For that I created non-unique secondary Index (and adjuted the same in SE 14 ) on table MBEW on fields MANDT , MATNR , BWKEY , LFMON , LFGJA ...because these fields are there in my where clause.
On the same fields I created one more non-unique secondary Index on table MBEWH...for the same purpose..
But it takes around 10000 seconds to execute while I run it in background after creating those secondary Indices (Even before creating secondary indices it took 10000 seconds ).
So there is no improvement in performance....
How can I check if my secondary indices are really used or not ?
And if they are not being used what can be alternative for performance improvement ?
Do we have to keep the same order of fields in Where clause while creating secondary index ?
Any suggestions most welcome........................
2009 Mar 18 2:23 PM
> How can I check if my secondary indices are really used or not ?
Switch on SQL-Trace via ST05, run the pogram, switch trace off and analyse the "explain"
> And if they are not being used what can be alternative for performance improvement ?
List your open SQL statements here for further analysis.

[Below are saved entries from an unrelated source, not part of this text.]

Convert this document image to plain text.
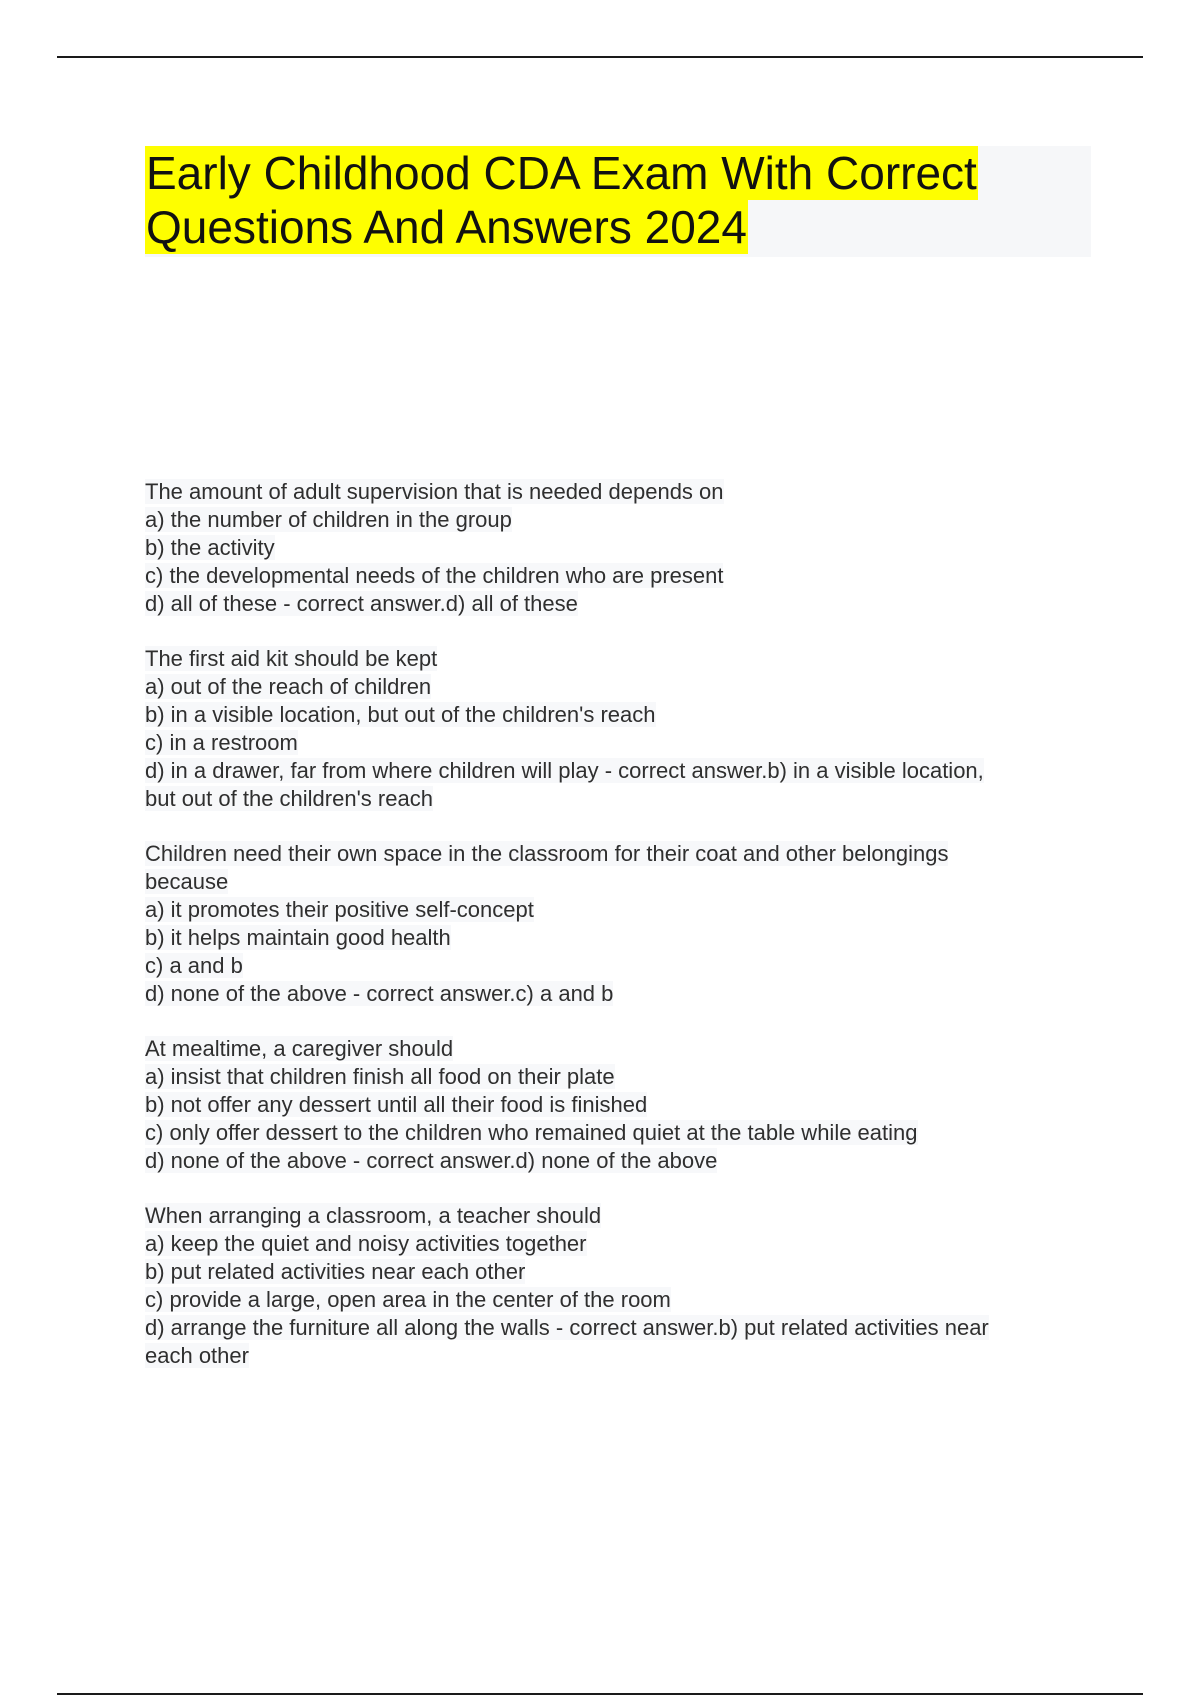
Early Childhood CDA Exam With Correct
Questions And Answers 2024
The amount of adult supervision that is needed depends on
a) the number of children in the group
b) the activity
c) the developmental needs of the children who are present
d) all of these - correct answer.d) all of these
The first aid kit should be kept
a) out of the reach of children
b) in a visible location, but out of the children's reach
c) in a restroom
d) in a drawer, far from where children will play - correct answer.b) in a visible location,
but out of the children's reach
Children need their own space in the classroom for their coat and other belongings
because
a) it promotes their positive self-concept
b) it helps maintain good health
c) a and b
d) none of the above - correct answer.c) a and b
At mealtime, a caregiver should
a) insist that children finish all food on their plate
b) not offer any dessert until all their food is finished
c) only offer dessert to the children who remained quiet at the table while eating
d) none of the above - correct answer.d) none of the above
When arranging a classroom, a teacher should
a) keep the quiet and noisy activities together
b) put related activities near each other
c) provide a large, open area in the center of the room
d) arrange the furniture all along the walls - correct answer.b) put related activities near
each other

> Do we have to keep the same order of fields in Where clause while creating secondary index ?
No, that's just a legend. The index should be designed to provide maximum selectivity top-down, and the fields should show up in the WHERE-clause, but not necessarily in the same sequence (it does not hurt, of course).
Thomas
2009 Mar 18 2:29 PM
please read in wikipeadia or similar about cost based optimizers.
Your index is not taken because your new index does not have any statistics!
In the SQL-Trace you can go to the explain of the SELECT, there you see the indexes, with
some databases you get a graphical layout. Double-click the colored table name, then
you see all indexes, and fields and date of statistics. There you can update the statistics.
Siegfried
2009 Mar 18 2:32 PM
Plus, I just realised that your index also starts with MANDT and MATNR, just as the primary key of MBEW. As MATNR is normally a highly selective field (many distinct values, few rows for each distinct value) I doubt whether your new index provides an advantage with the fields in that sequence.
The question is also, is there a narrow selection range for any of these fields? If all are optional ranges and the user does not fill any of them, then an additional index is pretty much useless.
Thomas
2009 Mar 19 6:51 AM
Also, in addition to the above suggestions, pls check if the fields in the where conidtion are in same order as the index created at database level. Else it will not select the respective index during the selection.
2009 Mar 19 7:58 AM
> Also, in addition to the above suggestions, pls check if the fields in the where conidtion
> are in same order as the index created at database level. Else it will not select the
> respective index during the selection.
this argument can be found soemtimes, however it is completely incorrect. The order of the
fields in irrelevant.
However, for another reason it is wanted that statement look similar, best way to achive that is to
follow the order of the fields in the table. But this is a nice-to-have feature, not mandatory.
Siegfried
2009 Mar 21 4:36 AM
Use SQL-Trace(Transaction) ST05 and perform the analysis of the Select statement.
Edited by: harsh bhalla on Mar 21, 2009 10:06 AM
2009 Mar 24 1:19 PM
Hi,
It must verify that the index exists in the Data Base. Execute the SE11 transaction with the MBEW and MBEWH tables and presses de INDEXES button, double click in the index and check status "Index xxxx exists in database system xxxxxx" or "Index does not exist in database system xxxxxx".
hope this information is help to you.